MELBOURNE – Arcadium Lithium on Wednesday joined a growing list of producers reviewing lithium operations in Australia amid a rout in prices for the battery raw material that is expected to result in more production cuts.

The lithium market is reeling from rapid supply growth that has outpaced strong projections for demand from several years ago as uptake of electric vehicles has been slower than expected.

Arcadium is reassessing its Mount Cattlin operations in Western Australia given high costs and falling prices of raw material spodumene, CEO Paul Graves said on Wednesday as the miner announced a round of cost cuts to its global business.

That comes a week after top lithium producer Albemarle announced job cuts at its lithium hydroxide plant in the state, where it paused an expansion as part of a “comprehensive review” of its global cost and operating structure.

Reflecting compressed margins for producers, spot prices for spodumene in top consumer China are hovering around $940 a metric ton, the lowest in almost three years.

Goldman Sachs expects spodumene prices to average $800 over the next year.

Integrated mines

Australia, which supplies a little less than half of the world’s lithium, and is higher cost than South American brine producers, is likely to bear the brunt of the next round of production cuts, analysts said.

In places like China and Africa, high cost supply has already closed, except for integrated mines owned by chemical or battery producers that have been able to turn profits elsewhere in their business.

That leaves Australia where mines are not fully integrated, which means their owners are more exposed to a downturn in prices, said analyst Glyn Lawcock of investment bank Barrenjoey.
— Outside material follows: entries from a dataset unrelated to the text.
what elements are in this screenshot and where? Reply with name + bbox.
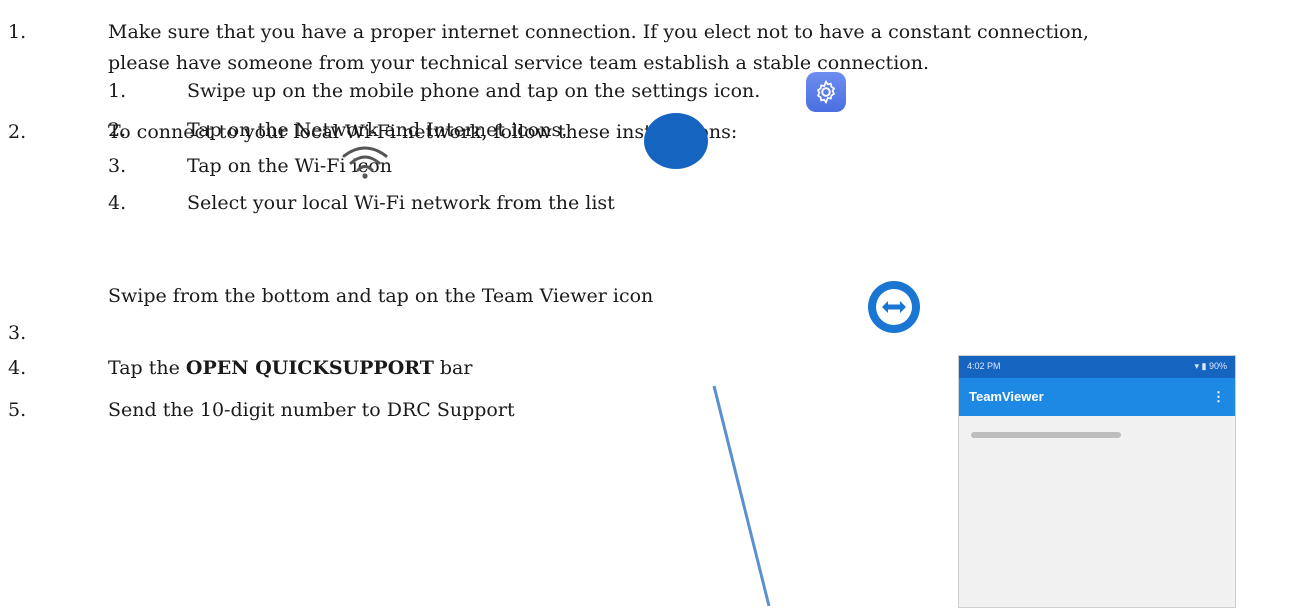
phone-status-bar: 4:02 PM ▾ ▮ 90% bbox=[959, 356, 1235, 378]
phone-placeholder-line bbox=[971, 432, 1121, 438]
phone-screenshot: 4:02 PM ▾ ▮ 90% TeamViewer ⋮ bbox=[958, 355, 1236, 608]
phone-app-bar: TeamViewer ⋮ bbox=[959, 378, 1235, 416]
phone-status-right: ▾ ▮ 90% bbox=[1194, 361, 1227, 372]
phone-status-time: 4:02 PM bbox=[967, 361, 1001, 372]
phone-body bbox=[959, 416, 1235, 454]
phone-menu-icon: ⋮ bbox=[1212, 389, 1225, 405]
phone-app-title: TeamViewer bbox=[969, 389, 1044, 405]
“If we don’t get any more announcements, no more closures, and the ramp ups that are underway continue, then it does feel like there’s probably a few quarters of tough footy for the lithium space,” he said.

Supply is still growing in some quarters from single asset companies that have no choice but to continue building and because it’s their only source of cash flow, he added.

That would apply to Australia’s Liontown Resources which has just started production at its 500,000 tons per year Kathleen Valley project while Pilbara Minerals has also just completed an expansion.

Watching the market

High cost mines in Australia include Mt Marion, Wodgina and Bald Hill, owned by diversified miner Mineral Resources, which declined to comment.

MinRes shipped just under 500,000 dry metric tons of the raw material in the financial year ended in June. Mount Cattlin shipped around 205,000 tons in the 2023 financial year.

Mineral Resources said in its quarterly report last month that it would continue to “closely watch the market”, as it flagged a delay to a planned expansion at its Wodgina mine.

“The current market is not as strong as we had thought. Prices have been impacted by softer EV demand from U.S. and Europe,” investor relations manager Chris Chong said on a call to analysts.